The negativity illustrates challenges facing Israel’s hopes of establishing a wider “warm peace” with neighboring states following the United States-brokered 2020 Abraham Accords with the United Arab Emirates , Bahrain, Sudan and Morocco. The first Arab state to sign a peace treaty with Israel was Egypt in 1979, and the Hashemite Kingdom of Jordan in 1994.
Hopes of attaining better ties were further encouraged after the Fédération Internationale de Football Association (FIFA), the sport’s global governing body, brokered a deal for eligible Israeli Jews and Arabs, as well as Palestinians living in Jerusalem, the West Bank, and Gaza Strip fans to board the historic first direct Tel Aviv-Doha flights to attend the World Cup, held 20 November to 18 December.
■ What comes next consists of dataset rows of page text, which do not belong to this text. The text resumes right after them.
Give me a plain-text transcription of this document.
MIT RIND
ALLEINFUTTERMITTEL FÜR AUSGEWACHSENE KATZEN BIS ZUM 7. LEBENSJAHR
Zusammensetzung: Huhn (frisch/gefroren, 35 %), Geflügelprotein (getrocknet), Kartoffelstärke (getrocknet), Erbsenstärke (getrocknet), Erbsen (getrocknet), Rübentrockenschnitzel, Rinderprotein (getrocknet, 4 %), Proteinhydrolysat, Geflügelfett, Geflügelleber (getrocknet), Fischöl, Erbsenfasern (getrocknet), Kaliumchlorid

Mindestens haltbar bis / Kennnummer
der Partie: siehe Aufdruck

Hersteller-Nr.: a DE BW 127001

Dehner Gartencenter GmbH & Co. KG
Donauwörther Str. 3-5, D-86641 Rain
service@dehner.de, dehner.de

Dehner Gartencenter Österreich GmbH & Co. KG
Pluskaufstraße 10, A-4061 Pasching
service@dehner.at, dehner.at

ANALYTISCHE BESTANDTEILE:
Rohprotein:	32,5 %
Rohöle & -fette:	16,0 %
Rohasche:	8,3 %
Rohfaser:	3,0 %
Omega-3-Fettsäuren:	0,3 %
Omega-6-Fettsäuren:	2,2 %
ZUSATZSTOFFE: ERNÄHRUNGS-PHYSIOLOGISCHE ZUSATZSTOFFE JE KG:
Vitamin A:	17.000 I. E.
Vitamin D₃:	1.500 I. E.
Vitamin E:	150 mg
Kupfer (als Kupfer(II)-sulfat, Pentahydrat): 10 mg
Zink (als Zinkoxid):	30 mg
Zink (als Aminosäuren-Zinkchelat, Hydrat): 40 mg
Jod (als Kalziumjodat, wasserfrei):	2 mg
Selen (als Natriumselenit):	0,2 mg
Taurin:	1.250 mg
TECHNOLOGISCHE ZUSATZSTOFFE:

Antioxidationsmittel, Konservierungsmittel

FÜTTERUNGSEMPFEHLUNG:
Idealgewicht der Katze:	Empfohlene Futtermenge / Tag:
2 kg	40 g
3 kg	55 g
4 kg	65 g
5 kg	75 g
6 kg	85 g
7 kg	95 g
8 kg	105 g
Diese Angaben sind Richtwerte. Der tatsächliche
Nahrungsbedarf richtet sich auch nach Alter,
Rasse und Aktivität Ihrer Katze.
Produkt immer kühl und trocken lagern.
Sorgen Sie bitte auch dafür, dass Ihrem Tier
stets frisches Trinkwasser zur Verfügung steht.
When announcing last June that Israelis would be permitted to attend the first World Cup hosted in the Mideast, then-Foreign Minister Yair Lapid said the move “opens a new door for us to warm ties.”
Qatar, which does not officially recognize Israel, has long maintained that any normalization would be linked to the creation of a Palestinian state.
The situation on the ground in the Persian Gulf state, however, did not bode well from the start.
A small but vocal 24-member Qatar Youth Against Normalization group protested the arrival of the Israeli sports fans.
“It has come as a shock to us that days leading to the World Cup, Qatar has entered new territories of normalization with the announcement that direct flights will now operate between apartheid-Israel and Doha,” the activists declared in a statement.
While a spokesperson for the Israeli delegation said there had been no reports of ill-treatment of the estimated 10,000 to 20,000 Israeli fans, he did acknowledge “a few incidents” involving Israeli media.
Arab soccer fans have largely shunned visiting Israeli journalists; and video circulating online showed two Saudi fans, a Qatari shopper and three Lebanese fans walking away from the reporters.
A Channel 13 reporter said Palestinian fans held an impromptu protest next to him, waving their and flags and chanting “go home!”
Qatari players have worn pro-Palestinian arm-bands, while Tunisian and other fans have been seen raising the Palestinian flag during one of the matches.
“We encounter mostly hate,” said two journalists from the Ynet news agency, which reported that they were targeted by “disdain, disgust, and threats from Arab soccer fans, even those hailing from countries who have normalized ties with Israel.” Raz Shechnik and Oz Mualem wrote, “Whenever we report, we are being followed at all times by Palestinians, Iranians, Qataris, Moroccans, Jordanians, Syrians, Egyptians and Lebanese – all giving us looks full of hate,” while noting, “Weirdly, the Saudi Arabian fans were different, and they greeted us with smiles.” A citizen of the host country, Qatar, told them, “Get yourselves out of here, the sooner the better.”
The two Ynet journalists stressed, “Despite believing, as open-minded liberals we are, that the conflict with the Arab world is between governments and not the people, Qatar has taught us that hate exists first and foremost in the minds of the man on the street. They would truly like to see us wiped off the face of the earth, and any notion of Israel evokes their complete disgust.”
“We are very much looking forward to return home to our beloved country,” they added.